The story that jumps out in my head was, in policy world, I have some colleagues in the DC area, the teachers’ unions in Fairfax County, Virginia said that their demands essentially would not change even after they received vaccines as far as uncompromisingly would not do entirely in-person education, even after the vaccine rollout, essentially changing the goalposts until all the kids are vaccinated as well. Leaving the merits aside, I can imagine that some parents and I saw some parents really frustrated by that kind of response. Again, that’s one anecdote I’m bringing to the situation. I know that there are different teachers’ unions across the country that have had their own kinds of responses that have frustrated some parents who want their kids to return to in-person education. I don’t know how prevalent that opinion is, but if it’s happening in Fairfax County, Virginia, I can imagine it’s happening other places as well.

That might decrease willingness to pay teachers a little bit more because if you’re vaccinated and I have to go to work and I need to drop my kids off at school, what are we paying you for? It’s an idea. Don’t hold me to the fire, but I would be interested in exploring that a little bit more because that’s the one thing that I can think of that’s changed since December that might contribute to that kind of dip.

Mike McShane: I’ve got you down firmly for that. If at any point anything changes, I’m going to hold you personally accountable. Just glad we got that on the record. Everyone, make sure that you mark that to John’s. Well, look, Jen…

John Kristof: Never speculate on a podcast, right?

Mike McShane: Right.

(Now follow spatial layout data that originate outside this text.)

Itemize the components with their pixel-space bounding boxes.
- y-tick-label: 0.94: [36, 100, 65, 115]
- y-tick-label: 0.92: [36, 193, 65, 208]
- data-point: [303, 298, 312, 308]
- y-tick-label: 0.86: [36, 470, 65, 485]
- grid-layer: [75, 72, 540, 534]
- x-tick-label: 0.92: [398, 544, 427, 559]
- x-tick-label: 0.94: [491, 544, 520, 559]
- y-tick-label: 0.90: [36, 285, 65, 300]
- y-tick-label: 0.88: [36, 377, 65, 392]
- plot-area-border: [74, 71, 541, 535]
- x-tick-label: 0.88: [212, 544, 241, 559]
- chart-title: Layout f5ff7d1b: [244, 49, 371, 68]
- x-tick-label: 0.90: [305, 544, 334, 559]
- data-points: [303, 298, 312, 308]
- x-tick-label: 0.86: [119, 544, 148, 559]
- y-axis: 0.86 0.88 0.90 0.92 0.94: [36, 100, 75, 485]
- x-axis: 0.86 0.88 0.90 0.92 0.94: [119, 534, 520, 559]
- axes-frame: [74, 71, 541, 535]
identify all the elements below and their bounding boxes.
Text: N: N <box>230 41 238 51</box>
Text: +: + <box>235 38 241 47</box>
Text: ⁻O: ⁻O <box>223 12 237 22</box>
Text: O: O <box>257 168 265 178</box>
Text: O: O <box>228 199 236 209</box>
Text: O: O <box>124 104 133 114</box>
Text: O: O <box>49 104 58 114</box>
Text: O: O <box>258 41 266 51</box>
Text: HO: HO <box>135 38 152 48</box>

This is so true. Everything is recorded. Jen, John, it was lovely chatting with you as usual. I look forward like you, I think there are so many of these data points that I’m going to be fascinated to see next month and the month after that because I think there’s a time of a lot of change happening right now. For those of you, our dear listeners, please check back with us again in roughly one month’s time, and we’ll see what these trends look like now. But until then, thanks so much for joining us today. I look forward to chatting with all of you again on another edition of EdChoice Chats.